Here is the famous "bollards of death" path at 17:30 on a weekday. MoD staff, other commuters. This is what it really looks like, compared to the sunny quiet-day video.
The bollards are visible, you can see where we taped some of them up, but they do blend in with the white line. It makes you realise why many road-side posts are in alternating white and black -visible in more conditions.
0:08 -swerve into oncoming lane. No protocol here so there's a risk you both swerve. It happens. That's why when there is a lower pedestrian count the path switches to normal left-side-of-road rules.
0:18 anyone walking over the zebra crossing is lined up to get hit here. Also note the barriers. Rationale unclear. Not bicycles, so it must be stop pedestrians crossing the road except at the zebra crossing. So why not allow that?
0:55 mediocre visibility on an uphill route; hope nobody is descending.
1:12 MoD pedestrian access point. Again, having the bike path on the RHS would reduce risk here, but look at what comes up
1:19 foot access to the train station, key part of the pedestrian route. Oh, and a pillar in the middle.
1:24 even two people walking side by side are something you have to worry about
1:39 notice the vast space for parking. This site fills up its parking, a lot of staff were reallocated from elsewhere. Now people who live within three miles aren't allowed to park. But what is the alternative. We're on it.
1:56 its quieter here as its either residents of Northville or Lockleaze on foot, or bicycles. At the end of the path there's a blind corner, but we are avoiding it as we are taking the Northville exit.

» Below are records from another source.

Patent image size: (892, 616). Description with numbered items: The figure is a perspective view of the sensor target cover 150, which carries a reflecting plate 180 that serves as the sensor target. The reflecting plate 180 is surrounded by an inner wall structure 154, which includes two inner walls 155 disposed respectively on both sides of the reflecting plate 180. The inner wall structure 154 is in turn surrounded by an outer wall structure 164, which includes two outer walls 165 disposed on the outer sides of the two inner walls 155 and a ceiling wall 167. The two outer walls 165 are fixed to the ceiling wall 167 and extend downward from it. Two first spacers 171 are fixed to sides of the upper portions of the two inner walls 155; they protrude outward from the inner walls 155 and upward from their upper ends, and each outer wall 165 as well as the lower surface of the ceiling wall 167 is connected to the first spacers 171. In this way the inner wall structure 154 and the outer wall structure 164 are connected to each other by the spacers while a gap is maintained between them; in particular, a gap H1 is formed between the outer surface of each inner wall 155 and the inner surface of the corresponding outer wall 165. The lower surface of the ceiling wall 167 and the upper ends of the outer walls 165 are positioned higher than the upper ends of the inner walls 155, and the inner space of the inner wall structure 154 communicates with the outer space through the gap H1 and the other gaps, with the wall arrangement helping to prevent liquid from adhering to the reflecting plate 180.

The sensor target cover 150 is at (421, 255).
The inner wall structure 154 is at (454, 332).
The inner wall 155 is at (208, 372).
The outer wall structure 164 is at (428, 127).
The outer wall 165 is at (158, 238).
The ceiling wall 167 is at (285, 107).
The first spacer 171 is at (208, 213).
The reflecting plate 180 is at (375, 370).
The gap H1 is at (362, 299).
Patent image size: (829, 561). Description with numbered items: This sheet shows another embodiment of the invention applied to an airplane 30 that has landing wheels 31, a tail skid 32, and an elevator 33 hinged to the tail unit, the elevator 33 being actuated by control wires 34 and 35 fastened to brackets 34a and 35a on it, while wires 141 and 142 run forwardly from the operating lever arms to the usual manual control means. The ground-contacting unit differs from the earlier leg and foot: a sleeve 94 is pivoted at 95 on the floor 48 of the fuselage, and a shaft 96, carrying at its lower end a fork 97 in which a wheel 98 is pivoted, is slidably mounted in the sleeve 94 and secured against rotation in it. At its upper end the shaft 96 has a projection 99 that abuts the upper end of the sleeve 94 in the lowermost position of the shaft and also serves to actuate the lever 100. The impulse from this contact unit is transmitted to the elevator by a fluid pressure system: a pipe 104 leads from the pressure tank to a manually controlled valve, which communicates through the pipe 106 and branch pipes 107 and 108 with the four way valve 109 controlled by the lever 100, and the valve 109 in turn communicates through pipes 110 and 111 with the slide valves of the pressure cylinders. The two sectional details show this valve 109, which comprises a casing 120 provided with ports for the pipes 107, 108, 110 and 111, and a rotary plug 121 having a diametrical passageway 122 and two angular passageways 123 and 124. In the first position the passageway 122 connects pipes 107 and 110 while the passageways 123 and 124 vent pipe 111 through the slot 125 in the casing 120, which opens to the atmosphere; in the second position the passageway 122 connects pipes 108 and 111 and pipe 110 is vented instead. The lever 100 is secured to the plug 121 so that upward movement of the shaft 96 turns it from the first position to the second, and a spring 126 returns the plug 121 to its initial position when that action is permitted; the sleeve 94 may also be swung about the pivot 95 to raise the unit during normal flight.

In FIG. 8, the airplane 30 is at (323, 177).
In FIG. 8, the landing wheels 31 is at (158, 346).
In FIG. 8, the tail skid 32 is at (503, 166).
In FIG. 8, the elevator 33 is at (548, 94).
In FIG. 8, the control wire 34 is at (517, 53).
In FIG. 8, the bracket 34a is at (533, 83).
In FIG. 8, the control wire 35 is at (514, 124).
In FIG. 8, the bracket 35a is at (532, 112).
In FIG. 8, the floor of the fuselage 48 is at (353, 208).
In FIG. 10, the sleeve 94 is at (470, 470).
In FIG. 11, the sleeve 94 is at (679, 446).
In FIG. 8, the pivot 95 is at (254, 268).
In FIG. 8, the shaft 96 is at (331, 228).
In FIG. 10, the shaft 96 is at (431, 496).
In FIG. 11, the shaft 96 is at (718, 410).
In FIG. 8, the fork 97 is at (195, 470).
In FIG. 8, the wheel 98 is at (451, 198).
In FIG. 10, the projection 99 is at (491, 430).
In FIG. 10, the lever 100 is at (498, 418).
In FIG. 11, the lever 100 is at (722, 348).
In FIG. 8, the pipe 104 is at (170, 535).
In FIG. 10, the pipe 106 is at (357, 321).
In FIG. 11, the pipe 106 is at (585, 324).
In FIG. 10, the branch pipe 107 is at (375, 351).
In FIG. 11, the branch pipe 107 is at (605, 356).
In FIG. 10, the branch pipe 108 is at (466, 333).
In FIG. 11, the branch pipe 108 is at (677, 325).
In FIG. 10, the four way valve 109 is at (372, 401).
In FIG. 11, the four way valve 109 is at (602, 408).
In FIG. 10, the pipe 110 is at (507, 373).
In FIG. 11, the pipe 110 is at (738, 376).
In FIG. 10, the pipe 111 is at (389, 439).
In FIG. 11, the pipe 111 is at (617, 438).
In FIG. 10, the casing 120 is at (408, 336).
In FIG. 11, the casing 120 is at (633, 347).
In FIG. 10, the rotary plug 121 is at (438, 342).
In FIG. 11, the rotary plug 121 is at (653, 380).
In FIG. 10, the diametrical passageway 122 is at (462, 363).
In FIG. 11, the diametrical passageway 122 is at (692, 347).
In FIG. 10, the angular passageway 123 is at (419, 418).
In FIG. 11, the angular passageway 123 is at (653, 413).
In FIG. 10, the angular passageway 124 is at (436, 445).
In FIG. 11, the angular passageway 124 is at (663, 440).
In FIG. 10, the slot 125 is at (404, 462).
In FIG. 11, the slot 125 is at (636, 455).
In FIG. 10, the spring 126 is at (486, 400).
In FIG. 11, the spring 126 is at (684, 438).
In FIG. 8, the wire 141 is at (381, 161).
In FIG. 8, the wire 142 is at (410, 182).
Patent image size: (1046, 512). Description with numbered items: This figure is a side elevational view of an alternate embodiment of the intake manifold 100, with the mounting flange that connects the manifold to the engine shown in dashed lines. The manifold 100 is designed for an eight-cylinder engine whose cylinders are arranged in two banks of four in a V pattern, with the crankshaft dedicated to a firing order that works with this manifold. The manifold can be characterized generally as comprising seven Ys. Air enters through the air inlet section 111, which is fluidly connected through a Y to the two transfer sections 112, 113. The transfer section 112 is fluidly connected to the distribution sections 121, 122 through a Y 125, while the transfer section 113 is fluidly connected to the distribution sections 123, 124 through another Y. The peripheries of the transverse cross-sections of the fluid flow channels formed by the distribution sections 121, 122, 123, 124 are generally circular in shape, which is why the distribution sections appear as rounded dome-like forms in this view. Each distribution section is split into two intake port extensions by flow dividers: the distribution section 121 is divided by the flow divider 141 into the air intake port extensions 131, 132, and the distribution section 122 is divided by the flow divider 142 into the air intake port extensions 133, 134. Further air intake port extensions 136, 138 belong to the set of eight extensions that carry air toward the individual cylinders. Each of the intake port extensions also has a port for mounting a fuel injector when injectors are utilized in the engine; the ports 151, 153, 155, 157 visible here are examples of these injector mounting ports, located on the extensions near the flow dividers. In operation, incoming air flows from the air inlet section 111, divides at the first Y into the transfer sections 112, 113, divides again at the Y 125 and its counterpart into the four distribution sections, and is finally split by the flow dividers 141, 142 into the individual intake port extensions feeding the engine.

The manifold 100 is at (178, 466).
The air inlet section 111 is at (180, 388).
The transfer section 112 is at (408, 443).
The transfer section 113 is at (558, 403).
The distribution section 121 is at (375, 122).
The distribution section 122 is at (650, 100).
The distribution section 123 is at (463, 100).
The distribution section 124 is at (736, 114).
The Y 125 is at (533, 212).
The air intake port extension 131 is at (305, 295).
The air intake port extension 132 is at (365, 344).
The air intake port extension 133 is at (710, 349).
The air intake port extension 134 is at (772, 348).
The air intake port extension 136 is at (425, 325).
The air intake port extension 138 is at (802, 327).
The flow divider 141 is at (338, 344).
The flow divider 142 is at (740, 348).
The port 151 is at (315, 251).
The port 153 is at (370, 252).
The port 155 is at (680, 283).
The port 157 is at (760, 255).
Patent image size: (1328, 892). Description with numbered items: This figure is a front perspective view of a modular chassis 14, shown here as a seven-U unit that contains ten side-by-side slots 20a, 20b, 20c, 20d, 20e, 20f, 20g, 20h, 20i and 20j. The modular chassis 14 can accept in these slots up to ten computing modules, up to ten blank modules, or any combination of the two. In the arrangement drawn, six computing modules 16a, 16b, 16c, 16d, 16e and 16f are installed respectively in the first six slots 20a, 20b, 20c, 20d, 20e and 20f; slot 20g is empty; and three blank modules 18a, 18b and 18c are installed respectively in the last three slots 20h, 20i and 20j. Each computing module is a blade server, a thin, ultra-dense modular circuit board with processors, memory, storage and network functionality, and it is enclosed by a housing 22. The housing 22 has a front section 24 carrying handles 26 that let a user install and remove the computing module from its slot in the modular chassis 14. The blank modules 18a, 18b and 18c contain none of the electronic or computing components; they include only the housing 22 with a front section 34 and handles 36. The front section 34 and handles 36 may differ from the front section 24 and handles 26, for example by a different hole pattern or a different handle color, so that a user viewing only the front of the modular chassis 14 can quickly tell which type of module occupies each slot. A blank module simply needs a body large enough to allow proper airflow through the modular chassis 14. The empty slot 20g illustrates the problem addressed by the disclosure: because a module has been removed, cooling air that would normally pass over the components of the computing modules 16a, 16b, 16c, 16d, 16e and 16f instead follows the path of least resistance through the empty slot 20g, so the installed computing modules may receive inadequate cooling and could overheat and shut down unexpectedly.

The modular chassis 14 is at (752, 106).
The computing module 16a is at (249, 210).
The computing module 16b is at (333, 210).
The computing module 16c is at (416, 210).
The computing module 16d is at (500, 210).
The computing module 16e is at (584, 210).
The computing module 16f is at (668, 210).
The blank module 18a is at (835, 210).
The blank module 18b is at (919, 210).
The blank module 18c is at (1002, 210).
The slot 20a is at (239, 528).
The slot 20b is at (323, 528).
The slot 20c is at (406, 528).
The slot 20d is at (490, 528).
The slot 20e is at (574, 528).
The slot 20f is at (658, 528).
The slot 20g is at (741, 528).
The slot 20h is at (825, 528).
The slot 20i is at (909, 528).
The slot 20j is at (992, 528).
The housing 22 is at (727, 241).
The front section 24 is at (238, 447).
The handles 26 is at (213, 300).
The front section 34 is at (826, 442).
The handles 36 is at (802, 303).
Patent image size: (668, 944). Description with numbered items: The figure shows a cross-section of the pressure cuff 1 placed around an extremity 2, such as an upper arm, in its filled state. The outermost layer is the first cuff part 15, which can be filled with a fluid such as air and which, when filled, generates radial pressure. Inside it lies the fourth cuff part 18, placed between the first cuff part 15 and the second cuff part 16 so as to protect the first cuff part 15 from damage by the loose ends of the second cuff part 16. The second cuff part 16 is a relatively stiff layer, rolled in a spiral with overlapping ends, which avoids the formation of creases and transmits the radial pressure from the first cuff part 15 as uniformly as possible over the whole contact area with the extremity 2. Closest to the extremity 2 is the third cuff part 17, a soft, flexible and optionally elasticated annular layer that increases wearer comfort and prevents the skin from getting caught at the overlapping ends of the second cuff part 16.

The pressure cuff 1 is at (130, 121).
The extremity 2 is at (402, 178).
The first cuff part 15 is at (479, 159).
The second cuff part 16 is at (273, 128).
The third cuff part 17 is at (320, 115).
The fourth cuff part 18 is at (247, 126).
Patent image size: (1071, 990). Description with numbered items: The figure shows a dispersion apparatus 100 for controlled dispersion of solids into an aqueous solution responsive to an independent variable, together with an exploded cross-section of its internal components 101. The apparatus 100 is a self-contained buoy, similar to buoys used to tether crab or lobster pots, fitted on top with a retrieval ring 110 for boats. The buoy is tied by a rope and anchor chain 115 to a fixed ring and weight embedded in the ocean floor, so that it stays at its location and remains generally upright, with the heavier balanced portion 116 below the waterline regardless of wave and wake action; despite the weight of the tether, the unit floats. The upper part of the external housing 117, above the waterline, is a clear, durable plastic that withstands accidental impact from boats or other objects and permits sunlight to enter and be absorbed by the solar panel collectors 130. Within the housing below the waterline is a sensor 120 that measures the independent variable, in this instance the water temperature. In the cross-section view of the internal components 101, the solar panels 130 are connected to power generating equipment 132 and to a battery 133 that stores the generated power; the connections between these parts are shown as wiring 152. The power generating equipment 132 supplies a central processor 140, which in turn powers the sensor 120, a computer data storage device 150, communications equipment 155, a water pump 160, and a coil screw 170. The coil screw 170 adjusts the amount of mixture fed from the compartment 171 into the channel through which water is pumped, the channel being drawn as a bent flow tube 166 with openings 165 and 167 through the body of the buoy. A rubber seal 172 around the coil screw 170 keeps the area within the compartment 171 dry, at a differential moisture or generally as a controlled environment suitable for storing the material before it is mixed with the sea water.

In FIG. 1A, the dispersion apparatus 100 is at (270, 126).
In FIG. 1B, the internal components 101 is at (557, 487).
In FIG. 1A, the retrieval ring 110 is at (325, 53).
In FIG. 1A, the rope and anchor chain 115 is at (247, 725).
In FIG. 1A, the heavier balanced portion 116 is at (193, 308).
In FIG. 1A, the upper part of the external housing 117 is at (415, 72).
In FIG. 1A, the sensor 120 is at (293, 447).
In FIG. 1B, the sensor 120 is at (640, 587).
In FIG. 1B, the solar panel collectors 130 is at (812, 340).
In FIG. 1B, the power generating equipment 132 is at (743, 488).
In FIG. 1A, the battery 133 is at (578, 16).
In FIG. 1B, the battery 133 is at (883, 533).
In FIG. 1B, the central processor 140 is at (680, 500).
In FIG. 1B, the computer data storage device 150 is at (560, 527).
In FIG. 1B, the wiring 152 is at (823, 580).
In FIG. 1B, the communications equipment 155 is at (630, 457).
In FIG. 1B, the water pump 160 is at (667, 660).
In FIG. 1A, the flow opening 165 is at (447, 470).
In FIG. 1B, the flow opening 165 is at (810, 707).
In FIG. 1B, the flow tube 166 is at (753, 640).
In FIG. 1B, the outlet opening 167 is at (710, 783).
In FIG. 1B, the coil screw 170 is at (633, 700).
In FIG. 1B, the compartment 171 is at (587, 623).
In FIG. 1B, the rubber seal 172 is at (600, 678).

2:10 This is a bike path, marked up on the maps, oddly not in the better by bike video. When we say "you need an MTB to cycle round here" we forgot to mention the max handlebar width and travel. The more travel your bike has, the higher your bars go, the harder it is to get through here. Good thing there's nobody in the way, and that we arent carrying children on the front bars -or in a trailer or tagalong.
2:17 narrow bridge. Clearly this is a path for pedestrians that's had some anti-motorbike barrier for a while and with a blue circle is now a pedestrian/bicycle shared route.
2:28 into the garage zone. It's interesting how much space is allocated to parking here. Even though you are a few minutes cycle/walk from the supermarket, the whole Bristol suburb culture is about driving. The busses are less frequent, the corner shops bleaker and further away. You are expected to drive.
2:46 and we are in the cars-on-the-pavement suburbs.
Now, is this path a failure?
Experience: Fail. In that it doesn't go out of its way to make you feel welcome and valued yes. Neither pedestrians or cyclists will enjoy this walk. Indeed, one of the things about walking round this area, or up to parkway station, is how mindnumbingly dull it is. Even the graffiti isn't that interesting. All you see are car parks, dual carriageways and cars, until you get to crossings that make you wait for 30-60s before you react. It's implicitly designed to make you wish you'd rather be in a car.
Maybe this is why its so rare to see anyone walking around. In the inner city, people out and about. Here, people walking to their cars, some teenagers loitering, and people waiting for busses looking miserable.
Use: Unknown. We have no before/after data, the MoD exclusion zone will encourage more walking and cycling so the statistics won't be reliable. It's busy with pedestrians and some bicycles. Some morning and school time data would be useful, probably between 8 and 9 am is the peak hours.
Scalability: Fail. The path may only have a few bicycles, but its already saturated. The segregation fails because the path isn't wide enough for two directions of walking and two directions of cycling. If the number of people cycling down here were to double or triple at peak times, it still wouldn't make much of a dent in the car traffic statistics, but it would overload the cycling infrastructure. And what then? A new lane?